Well the religious leaders want more than that, so they prod more. OK, so you’re not the Messiah, “are you Elijah?” “I am not.” “Are you the prophet?” “No.” “So who then are you?” He said, “I am the voice of the one crying in the wilderness, make straight the way of the Lord.” And then he redirects the attention of the crowd, “Among you stands one whom you do not know, the one who is coming after me.”

Because the thing John knew was, dark as it seemed, there was light. They could see John not because John was the light, but because the light of Christ had already come into the world. All John had to do was show it to them.

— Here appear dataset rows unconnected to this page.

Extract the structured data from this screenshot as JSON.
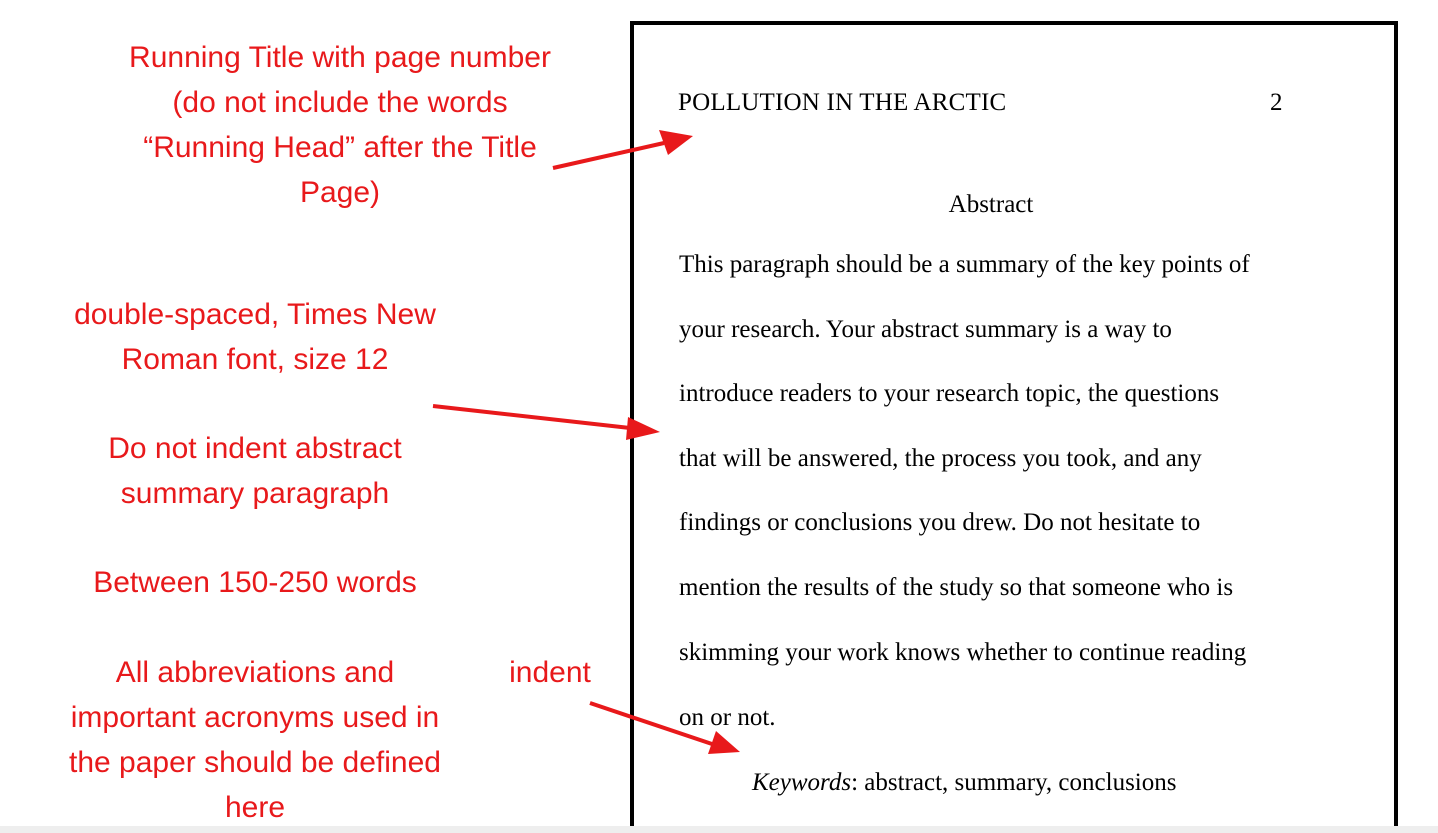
{
  "annotations": {
    "running_title": "Running Title with page number\n(do not include the words\n“Running Head” after the Title\nPage)",
    "spacing": "double-spaced, Times New\nRoman font, size 12",
    "indent_rule": "Do not indent abstract\nsummary paragraph",
    "word_count": "Between 150-250 words",
    "abbreviations": "All abbreviations and\nimportant acronyms used in\nthe paper should be defined\nhere",
    "indent": "indent"
  },
  "page": {
    "header_title": "POLLUTION IN THE ARCTIC",
    "page_number": "2",
    "heading": "Abstract",
    "lines": [
      "This paragraph should be a summary of the key points of",
      "your research. Your abstract summary is a way to",
      "introduce readers to your research topic, the questions",
      "that will be answered, the process you took, and any",
      "findings or conclusions you drew.  Do not hesitate to",
      "mention the results of the study so that someone who is",
      "skimming your work knows whether to continue reading",
      "on or not."
    ],
    "keywords_label": "Keywords",
    "keywords_text": ": abstract, summary, conclusions"
  },
  "colors": {
    "annotation": "#e8191b",
    "page_border": "#000000"
  }
}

So I have an example of this for you. I’m not someone who hears God’s voice audibly. Some people have deep, verbal conversations with God, and that’s great but that’s just not the sort of prayer life that I’ve ever had. But I remember the summer I was working as a chaplain in a retirement community when I was called upon to visit one of the residents who was in the Intensive Care Unit at the local hospital. To gain entrance to the intensive care wing, you had to ring the buzzer outside a set of menacingly large grey doors. I remember staring up at those grey doors, feet shaking in black dress shoes so new they still squeaked, I’d purchased them specifically for that summer, shiny nametag labeling me as a “student chaplain” pinned to the collar of my shirt, thinking, “dear God, I have no idea what I am supposed to do here. I don’t know this person, I don’t know what to say, I don’t even know what it means to be a chaplain.” I didn’t even realize my words were a prayer until what I can only describe as a voice from within my chest responded, “I don’t know what you’re going to say either, but quite frankly, it doesn’t matter. Your presence is not the one that matters here, mine is. What I do know is that whatever you say, you’re not going to say any of it from this side the door, so you might as well walk in.”

You are not the messiah, I am not the messiah. But what we can do, what we do, what God uses us for, is to point to the Messiah. To point to the one whom John the Baptist said, stands among us whom we do not know. John is a great example for us of how to say, you know what, I’m not God, I’m not going to get it right all the time, I can’t save the day. But I know the one who is, I know the one who can, and I can point the way to that one for you. I can show you, I can tell you about the one who is that in my life, about where you can find that one in your midst.

This is what God sends us into the world to do. To testify to the light. To testify that in the midst of whatever is going on, Christ is there. And because we are confident in who we are not, we can be confident in whose we are. We can be confident in Christ’s presence. And we can be confident that the one who sent us into this world is faithful. Amen.